"The President brought all stakeholders to the table and came up with a plan to help the auto industry, safeguard consumers, and protect human health and the environment for all Americans," said EPA Administrator Lisa P. Jackson. "A supposedly 'unsolvable' problem was solved by unprecedented partnerships. As a result, we will keep Americans healthier, cut tons of pollution from the air we breathe, and make a lasting down payment on cutting our greenhouse gas emissions."
Passenger cars will be required to get 39 mpg, light trucks 30 mpg. "That is why this announcement is so important, for it represents not only a change in policy in Washington, but the harbinger of a change in the way business is done in Washington. As a result of this agreement, we will save 1.8 billion barrels of oil over the lifetime of the vehicles sold in the next five years. And at a time of historic crisis in our auto industry, this rule provides the clear certainty that will allow these companies to plan for a future in which they are building the cars of the 21st century."

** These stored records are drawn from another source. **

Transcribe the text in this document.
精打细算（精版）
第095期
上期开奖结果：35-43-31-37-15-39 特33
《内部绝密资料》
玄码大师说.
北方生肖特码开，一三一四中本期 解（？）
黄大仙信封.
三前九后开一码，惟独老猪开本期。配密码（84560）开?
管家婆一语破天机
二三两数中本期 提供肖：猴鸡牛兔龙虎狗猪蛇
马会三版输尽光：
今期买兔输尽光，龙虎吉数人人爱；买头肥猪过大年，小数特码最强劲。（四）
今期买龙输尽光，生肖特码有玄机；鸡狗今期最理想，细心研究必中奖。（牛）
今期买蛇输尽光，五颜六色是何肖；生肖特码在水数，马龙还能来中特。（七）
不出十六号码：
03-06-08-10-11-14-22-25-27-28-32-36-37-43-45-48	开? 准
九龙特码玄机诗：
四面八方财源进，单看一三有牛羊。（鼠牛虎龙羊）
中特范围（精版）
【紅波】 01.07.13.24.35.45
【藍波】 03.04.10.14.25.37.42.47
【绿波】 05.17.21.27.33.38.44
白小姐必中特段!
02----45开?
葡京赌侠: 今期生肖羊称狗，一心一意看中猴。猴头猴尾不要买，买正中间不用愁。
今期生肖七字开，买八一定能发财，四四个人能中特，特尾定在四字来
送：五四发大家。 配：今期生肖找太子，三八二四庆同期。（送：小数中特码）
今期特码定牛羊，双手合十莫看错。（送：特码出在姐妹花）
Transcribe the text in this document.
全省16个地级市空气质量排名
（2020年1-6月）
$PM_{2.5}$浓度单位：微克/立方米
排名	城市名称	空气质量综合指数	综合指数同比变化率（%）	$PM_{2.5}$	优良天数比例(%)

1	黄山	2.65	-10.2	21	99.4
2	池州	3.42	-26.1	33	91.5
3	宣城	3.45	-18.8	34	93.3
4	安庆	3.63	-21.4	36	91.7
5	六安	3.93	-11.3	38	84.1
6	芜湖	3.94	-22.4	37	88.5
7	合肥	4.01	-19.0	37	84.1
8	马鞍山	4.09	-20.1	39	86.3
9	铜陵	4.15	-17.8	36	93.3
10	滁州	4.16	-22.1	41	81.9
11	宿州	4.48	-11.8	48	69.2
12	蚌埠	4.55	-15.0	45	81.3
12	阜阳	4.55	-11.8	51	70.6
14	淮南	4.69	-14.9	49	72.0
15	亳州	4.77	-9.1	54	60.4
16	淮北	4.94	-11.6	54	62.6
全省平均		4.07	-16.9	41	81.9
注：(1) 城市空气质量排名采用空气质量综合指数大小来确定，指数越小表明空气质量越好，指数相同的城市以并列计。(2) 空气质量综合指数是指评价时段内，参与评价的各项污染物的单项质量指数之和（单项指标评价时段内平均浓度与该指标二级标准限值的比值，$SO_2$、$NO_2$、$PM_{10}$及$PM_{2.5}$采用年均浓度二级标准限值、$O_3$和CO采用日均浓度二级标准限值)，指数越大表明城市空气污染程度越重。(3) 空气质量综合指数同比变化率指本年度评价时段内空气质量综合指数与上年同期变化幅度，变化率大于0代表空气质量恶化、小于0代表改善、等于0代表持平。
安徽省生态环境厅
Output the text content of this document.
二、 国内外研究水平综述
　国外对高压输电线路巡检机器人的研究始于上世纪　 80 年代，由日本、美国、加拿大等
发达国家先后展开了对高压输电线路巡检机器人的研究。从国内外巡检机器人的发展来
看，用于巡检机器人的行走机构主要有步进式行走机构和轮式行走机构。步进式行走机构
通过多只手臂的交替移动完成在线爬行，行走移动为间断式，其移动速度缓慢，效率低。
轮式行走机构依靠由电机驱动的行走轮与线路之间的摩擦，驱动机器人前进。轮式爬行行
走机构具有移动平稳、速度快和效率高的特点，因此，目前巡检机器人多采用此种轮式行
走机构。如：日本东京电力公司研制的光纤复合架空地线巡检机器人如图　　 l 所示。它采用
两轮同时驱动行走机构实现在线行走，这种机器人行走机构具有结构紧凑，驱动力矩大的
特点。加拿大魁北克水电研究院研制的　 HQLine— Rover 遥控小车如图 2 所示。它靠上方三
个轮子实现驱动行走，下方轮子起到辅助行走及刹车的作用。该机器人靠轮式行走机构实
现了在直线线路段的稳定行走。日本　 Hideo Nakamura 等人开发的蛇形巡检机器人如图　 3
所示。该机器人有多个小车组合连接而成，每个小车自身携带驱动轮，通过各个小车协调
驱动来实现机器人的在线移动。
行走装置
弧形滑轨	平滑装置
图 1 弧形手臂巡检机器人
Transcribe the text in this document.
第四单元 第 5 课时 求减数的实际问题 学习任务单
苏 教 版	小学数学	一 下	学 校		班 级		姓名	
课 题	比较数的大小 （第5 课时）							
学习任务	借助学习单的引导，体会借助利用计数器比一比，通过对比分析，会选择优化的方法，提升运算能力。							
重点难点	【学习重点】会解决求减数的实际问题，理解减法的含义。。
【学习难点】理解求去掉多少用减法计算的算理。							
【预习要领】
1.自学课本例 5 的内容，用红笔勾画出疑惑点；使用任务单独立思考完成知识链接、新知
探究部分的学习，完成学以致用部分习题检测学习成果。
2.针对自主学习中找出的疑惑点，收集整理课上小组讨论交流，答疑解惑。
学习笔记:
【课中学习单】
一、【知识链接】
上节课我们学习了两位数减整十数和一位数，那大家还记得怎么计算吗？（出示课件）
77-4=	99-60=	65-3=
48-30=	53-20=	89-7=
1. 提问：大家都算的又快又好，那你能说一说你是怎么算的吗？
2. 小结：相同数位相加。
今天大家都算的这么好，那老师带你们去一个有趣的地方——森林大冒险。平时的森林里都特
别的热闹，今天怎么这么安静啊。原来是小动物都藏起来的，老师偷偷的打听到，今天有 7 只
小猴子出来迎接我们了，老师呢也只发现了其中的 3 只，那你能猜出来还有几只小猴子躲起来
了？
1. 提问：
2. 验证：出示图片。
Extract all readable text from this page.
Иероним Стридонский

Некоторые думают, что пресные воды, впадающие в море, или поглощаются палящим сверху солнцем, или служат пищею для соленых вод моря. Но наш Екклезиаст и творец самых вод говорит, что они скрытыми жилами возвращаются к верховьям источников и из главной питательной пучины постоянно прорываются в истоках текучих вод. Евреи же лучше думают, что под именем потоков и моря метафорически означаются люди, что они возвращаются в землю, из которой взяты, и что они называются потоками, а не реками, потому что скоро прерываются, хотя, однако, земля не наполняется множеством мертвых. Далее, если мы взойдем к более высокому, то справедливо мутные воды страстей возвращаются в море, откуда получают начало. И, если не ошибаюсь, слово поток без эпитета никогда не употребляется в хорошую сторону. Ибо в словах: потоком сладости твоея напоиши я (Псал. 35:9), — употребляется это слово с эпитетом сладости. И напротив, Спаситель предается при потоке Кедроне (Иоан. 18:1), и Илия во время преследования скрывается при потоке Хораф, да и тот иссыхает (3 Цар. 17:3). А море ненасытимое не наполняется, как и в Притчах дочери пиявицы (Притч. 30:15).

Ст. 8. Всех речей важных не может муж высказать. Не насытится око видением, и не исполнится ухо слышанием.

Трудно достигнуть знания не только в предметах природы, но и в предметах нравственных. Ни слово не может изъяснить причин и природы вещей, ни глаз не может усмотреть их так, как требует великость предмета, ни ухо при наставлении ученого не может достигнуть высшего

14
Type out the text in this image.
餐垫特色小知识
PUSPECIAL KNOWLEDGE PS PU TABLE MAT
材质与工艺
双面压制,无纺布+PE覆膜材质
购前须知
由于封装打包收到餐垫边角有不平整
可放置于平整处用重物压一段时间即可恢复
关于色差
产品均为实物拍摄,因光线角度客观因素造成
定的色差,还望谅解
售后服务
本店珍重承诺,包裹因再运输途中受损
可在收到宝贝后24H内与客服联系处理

This policy delivers on the President’s commitment to enact more stringent fuel economy standards and represents an unprecedented collaboration between the Department of Transportation (DOT), the Environmental Protection Agency (EPA), the world’s largest auto manufacturers, the United Auto Workers, leaders in the environmental community, the State of California, and other state governments.
"A clear and uniform national policy is not only good news for consumers who will save money at the pump, but this policy is also good news for the auto industry which will no longer be subject to a costly patchwork of differing rules and regulations," said Carol M. Browner, Assistant to the President for Energy and Climate Change. "This an incredible step forward for our country and another way for Americans to become more energy independent and reduce air pollution.",
A national policy on fuel economy standards and greenhouse gas emissions is welcomed by the auto manufacturers because it provides regulatory certainty and predictability and includes flexibilities that will significantly reduce the cost of compliance. The collaboration of federal agencies also allows for clearer rules for all automakers, instead of three standards (DOT, EPA and a state standard).
"President Obama is uniting federal and state governments, the auto industry, labor unions and the environmental community behind a program that will provide for the biggest leap in history to make automobiles more fuel efficient," said Department of Transportation Secretary Ray LaHood. "This program lessens our dependence on oil and is good for America and the planet."